The mining sector is divided into junior exploration companies that find new resources, larger mining companies that develop and operate mines, and financial investors. Each group plays a key role but there are massive inefficiencies in how data moves between them.

Juniors aggregate their own data and do their best to standardize it. When they sell a project to a mining company, that company has to convert the junior’s data into their framework. A lot gets lost in these handovers. Then when attracting capital, they need to present data to financial investors in yet another format. Data rooms vary enormously in quality and standardization, making it difficult for investors to analyze projects easily.

We’re building unified data products across that entire value chain. We make it easy for juniors to start projects and find discoveries. We make handovers to mining companies seamless. We make it simple to attract capital. We’re reducing friction at every step by solving the data bottlenecks that slow down the entire industry.

How does your technology actually work to structure and standardize all this geological data?

The variation in data types is actually huge, which is why no one’s done this at scale before. We take public data from sources like the US Geological Survey, but it comes in tons of different formats because much of it is historic. Data from the 1960s through 1980s used different analytical methods and instruments than today. The error bars on 1970s data aren’t the same as data acquired last year. How do you use all this data together in large-scale models without accounting for that?

We structure and standardize the data enough that it can be used together while maintaining chain of custody information about the data source. Anyone can understand the quality of each dataset relative to others.
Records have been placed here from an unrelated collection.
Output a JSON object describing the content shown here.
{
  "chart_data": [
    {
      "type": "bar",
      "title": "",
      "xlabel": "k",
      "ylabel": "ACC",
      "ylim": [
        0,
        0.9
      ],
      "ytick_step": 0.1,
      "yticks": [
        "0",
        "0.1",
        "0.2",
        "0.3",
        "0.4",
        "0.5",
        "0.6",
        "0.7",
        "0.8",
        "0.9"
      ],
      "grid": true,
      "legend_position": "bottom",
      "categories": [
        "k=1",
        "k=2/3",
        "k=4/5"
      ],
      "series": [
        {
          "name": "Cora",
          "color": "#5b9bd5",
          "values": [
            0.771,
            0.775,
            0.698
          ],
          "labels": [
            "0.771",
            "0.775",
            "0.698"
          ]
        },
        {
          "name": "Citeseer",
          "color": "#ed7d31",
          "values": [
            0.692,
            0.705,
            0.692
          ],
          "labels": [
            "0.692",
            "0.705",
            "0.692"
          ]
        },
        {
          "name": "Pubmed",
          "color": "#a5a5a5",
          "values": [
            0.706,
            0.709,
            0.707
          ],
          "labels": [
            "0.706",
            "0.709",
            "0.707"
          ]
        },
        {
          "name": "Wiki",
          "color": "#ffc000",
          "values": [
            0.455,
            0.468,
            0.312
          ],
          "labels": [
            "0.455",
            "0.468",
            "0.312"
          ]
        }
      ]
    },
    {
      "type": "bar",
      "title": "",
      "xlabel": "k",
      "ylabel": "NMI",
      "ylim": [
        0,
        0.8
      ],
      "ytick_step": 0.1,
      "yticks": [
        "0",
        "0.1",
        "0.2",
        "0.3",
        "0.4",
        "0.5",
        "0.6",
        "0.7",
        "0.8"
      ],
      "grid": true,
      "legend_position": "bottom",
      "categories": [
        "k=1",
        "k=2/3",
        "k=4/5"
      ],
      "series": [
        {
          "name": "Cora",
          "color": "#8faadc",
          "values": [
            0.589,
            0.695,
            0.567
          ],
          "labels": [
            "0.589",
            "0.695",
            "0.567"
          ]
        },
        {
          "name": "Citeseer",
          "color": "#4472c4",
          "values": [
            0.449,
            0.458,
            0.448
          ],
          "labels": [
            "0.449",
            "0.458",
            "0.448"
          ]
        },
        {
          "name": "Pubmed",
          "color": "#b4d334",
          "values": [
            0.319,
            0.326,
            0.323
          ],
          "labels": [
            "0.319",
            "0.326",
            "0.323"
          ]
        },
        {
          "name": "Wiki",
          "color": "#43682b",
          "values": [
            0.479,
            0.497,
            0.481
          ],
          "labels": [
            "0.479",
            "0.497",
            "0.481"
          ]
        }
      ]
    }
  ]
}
That’s with public data. Companies also bring us their proprietary data, and we apply the same process to combine it with public geoscience data. Now they can use all the data together computationally. We can help them look for trends, assess prospectivity, run all kinds of analyses, and leverage rapidly evolving AI techniques for data analysis.

Why is this technology particularly important right now?

We’ve got eight billion people heading to 10 billion, with more people moving into the middle class. To deliver the quality of life people want, we need more natural resources: copper, nickel, cobalt, rare earth elements, all kinds of critical minerals that play key roles in everyone’s lives. Most people just don’t think about them.

The rise in AI is straining the value chain for critical minerals. Think about all these data centers being built. They need copper wiring, rare earth elements, specific magnets, all kinds of minerals. Then there’s the climate transition from fossil fuels to renewables. To facilitate that transition, we’ll need a lot more minerals: copper, rare earth elements, even high-purity quartz is in short supply.

There are huge bottlenecks in the value chain that will be very challenging to alleviate. We need to unlock resources we can’t find or develop right now. The easy deposits have been found. Future discoveries are hidden underground and much harder to find. By aggregating all this data in the right framework, we can query it in natural language ways to understand the geological evolution that leads to big deposits of critical minerals.

Where is MinersAI today and what’s on the horizon?

We’re right in the middle of a seed round. We’ve raised a bunch of Simple Agreement for Future Equity (SAFE) and are looking to convert that with a priced round. We’ve just signed a big contract with one of the largest mining companies in the world, and another contract with one of the hottest countries in the world to help them analyze the prospectivity of their mineral systems.

My vision is that we’ll have the ability to ask questions of geological data in ways that enable people to efficiently target big deposits of key minerals. That’s where it gets really exciting. I hope to use this for fundamental geoscience research as well, not just the commercial side.

Critical minerals security is a hot topic now. When we started, the only driver VCs cared about was the energy transition. Now they all see the geopolitical issues associated with critical mineral supply chains. It’s definitely a tailwind for what we’re doing. We’re sailing in the right direction.

How do you define deep tech?

Deep tech is technology that requires significant scientific or engineering breakthroughs to work, often involving long development cycles and substantial capital before you can validate whether it functions. It’s not just applying existing technology in new ways but pushing the boundaries of what’s technically possible. In our case, we’re not just building another data platform. We’re solving fundamental problems in how heterogeneous geological data can be structured, standardized and made computationally accessible at scale, which requires deep domain expertise in geology, data science, and machine learning working together. The problems are hard enough that they’ve resisted simple solutions for decades.